BrainStorm’s agreement with Ramot will allow the company to continue to progress in its development of long-term and permanent remedies for life-threatening neurodegenerative disorders such as Parkinson’s and Alzheimer’s, it said.

BrainStorm Cell Therapeutics is an emerging company developing adult stem cell therapeutic products derived from autologous bone marrow cells, for the treatment of neurodegenerative diseases.

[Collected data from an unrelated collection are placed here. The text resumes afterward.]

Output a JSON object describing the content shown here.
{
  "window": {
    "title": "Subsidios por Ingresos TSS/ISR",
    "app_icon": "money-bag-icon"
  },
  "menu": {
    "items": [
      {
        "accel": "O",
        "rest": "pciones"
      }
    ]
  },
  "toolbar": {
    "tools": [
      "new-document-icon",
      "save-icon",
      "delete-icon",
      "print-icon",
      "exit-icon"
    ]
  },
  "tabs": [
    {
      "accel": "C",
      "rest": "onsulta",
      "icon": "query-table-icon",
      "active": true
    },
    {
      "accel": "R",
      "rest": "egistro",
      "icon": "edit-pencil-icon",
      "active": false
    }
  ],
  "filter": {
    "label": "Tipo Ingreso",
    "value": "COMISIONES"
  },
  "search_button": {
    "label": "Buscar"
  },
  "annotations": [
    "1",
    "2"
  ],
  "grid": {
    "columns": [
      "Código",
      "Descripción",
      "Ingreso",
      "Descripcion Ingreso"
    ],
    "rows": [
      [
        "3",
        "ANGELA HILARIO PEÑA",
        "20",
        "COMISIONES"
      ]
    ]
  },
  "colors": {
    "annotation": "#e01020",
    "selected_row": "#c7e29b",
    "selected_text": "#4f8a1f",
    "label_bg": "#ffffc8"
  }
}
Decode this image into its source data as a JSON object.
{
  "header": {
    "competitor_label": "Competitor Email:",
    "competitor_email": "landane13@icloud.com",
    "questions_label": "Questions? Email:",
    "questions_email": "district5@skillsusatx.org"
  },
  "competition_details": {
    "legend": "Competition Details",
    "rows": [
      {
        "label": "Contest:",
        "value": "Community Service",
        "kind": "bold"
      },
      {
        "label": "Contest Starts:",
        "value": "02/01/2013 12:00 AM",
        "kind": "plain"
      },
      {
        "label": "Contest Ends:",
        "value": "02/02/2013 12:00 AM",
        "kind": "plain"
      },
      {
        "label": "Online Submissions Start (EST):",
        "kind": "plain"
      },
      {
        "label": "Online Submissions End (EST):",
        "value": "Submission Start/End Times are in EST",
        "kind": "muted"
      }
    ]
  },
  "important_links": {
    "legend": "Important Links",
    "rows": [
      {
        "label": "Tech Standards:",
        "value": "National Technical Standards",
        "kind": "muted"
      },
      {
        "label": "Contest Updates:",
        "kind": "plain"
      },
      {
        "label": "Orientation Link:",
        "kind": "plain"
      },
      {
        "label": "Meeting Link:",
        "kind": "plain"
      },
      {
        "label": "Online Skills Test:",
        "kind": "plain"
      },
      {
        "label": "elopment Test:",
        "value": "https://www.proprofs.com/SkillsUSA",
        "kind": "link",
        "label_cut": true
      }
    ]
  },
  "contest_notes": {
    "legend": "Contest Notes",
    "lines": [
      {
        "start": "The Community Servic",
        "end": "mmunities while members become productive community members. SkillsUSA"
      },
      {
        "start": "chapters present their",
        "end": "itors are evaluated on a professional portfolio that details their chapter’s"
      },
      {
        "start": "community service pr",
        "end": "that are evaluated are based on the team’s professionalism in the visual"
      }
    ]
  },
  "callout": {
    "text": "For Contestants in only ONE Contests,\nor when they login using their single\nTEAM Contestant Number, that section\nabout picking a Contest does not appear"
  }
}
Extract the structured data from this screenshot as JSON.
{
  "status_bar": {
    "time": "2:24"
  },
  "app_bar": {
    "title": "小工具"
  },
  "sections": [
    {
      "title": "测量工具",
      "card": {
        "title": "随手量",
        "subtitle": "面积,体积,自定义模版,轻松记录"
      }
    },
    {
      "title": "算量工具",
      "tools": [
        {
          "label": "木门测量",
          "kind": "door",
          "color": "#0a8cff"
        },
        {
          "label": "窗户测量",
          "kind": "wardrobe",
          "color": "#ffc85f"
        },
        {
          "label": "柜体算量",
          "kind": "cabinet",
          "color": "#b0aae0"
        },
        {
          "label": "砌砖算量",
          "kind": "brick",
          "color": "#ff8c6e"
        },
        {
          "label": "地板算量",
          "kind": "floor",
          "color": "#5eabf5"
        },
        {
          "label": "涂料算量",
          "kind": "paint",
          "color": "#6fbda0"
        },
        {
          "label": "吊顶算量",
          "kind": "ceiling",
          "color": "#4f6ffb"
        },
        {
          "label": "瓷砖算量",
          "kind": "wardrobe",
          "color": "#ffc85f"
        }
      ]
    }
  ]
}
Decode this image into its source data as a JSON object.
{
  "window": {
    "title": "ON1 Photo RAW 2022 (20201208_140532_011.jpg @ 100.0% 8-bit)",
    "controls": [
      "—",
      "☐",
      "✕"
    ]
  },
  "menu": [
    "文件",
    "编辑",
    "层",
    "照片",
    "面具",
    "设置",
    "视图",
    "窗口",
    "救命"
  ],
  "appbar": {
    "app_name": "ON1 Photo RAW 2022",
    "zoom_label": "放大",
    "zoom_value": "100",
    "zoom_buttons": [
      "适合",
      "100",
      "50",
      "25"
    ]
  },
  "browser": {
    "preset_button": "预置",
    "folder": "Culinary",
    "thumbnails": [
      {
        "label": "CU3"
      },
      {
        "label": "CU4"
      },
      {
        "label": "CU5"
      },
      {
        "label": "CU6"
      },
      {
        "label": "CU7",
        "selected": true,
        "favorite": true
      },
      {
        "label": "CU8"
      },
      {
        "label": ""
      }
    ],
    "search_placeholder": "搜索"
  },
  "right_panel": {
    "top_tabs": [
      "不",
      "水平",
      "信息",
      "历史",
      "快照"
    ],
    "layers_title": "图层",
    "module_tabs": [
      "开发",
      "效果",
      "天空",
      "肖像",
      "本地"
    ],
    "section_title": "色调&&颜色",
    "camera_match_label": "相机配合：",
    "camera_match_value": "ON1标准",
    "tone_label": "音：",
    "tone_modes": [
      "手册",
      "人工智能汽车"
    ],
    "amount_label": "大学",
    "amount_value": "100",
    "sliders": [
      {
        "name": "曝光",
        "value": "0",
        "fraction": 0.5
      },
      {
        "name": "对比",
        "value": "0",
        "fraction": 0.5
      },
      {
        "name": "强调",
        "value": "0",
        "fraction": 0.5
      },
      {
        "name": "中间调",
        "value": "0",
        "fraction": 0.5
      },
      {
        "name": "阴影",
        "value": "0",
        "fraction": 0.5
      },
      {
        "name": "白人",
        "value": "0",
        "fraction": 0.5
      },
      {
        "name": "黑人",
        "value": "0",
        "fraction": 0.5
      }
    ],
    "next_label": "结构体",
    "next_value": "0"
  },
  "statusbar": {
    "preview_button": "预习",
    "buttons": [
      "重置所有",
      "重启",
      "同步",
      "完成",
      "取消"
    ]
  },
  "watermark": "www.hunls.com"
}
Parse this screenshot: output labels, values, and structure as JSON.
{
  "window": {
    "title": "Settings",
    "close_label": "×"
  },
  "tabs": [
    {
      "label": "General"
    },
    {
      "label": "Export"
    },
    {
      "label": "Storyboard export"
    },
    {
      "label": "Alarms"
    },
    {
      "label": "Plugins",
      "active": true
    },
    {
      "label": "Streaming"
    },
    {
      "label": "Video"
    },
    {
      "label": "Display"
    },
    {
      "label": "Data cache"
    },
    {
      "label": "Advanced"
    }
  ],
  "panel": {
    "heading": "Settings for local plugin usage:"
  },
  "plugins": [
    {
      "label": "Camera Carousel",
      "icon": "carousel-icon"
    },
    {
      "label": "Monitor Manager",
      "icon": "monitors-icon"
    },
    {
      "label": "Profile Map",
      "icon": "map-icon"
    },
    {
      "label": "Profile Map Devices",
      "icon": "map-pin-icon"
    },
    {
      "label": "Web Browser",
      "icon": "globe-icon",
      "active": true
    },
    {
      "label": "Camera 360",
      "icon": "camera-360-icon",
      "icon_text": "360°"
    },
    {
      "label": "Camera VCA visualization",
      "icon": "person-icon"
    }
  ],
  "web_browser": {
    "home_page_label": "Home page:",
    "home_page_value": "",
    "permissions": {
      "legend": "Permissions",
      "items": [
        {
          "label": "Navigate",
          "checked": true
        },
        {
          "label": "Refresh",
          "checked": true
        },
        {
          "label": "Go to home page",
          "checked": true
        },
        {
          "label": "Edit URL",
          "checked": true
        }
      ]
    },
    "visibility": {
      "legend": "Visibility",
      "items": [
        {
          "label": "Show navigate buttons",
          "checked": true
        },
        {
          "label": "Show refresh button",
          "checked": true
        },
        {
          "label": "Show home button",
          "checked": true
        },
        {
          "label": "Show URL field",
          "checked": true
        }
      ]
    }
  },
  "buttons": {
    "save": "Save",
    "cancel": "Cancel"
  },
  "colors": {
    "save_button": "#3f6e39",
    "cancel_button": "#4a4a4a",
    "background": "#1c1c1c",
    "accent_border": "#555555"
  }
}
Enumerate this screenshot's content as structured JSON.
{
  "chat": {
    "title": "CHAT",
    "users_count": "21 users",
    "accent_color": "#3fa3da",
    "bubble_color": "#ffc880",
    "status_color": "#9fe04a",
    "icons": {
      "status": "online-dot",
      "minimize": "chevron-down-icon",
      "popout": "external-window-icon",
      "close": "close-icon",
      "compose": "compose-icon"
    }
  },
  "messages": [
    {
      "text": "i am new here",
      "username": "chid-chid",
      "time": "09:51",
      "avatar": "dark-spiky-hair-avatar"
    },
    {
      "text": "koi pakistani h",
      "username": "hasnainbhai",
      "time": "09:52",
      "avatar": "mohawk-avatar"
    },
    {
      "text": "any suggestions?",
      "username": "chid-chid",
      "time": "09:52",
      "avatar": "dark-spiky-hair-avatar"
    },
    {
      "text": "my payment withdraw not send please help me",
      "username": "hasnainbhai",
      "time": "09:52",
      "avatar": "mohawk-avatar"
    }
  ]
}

• Ventas (Louisville, Kentucky) said that its subsidiary, Ventas Realty, Limited Partnership, has amended its $600 million unsecured bank credit facility to provide the company with improved terms, including the addition of a $150 million “accordion” feature that permits the company to expand its borrowing capacity to a total of $750 million upon satisfaction of certain conditions. Current pricing under the credit facility remains at 75 basis points over LIBOR, and Ventas said it does not expect to record any material expenses or charges in connection with the amendment.

Bank of America is the administrative agent for the credit facility.

Ventas is a healthcare real estate investment trust. Its portfolio of properties located in 43 states and two Canadian provinces includes seniors housing communities, skilled nursing facilities, hospitals and medical office and other properties.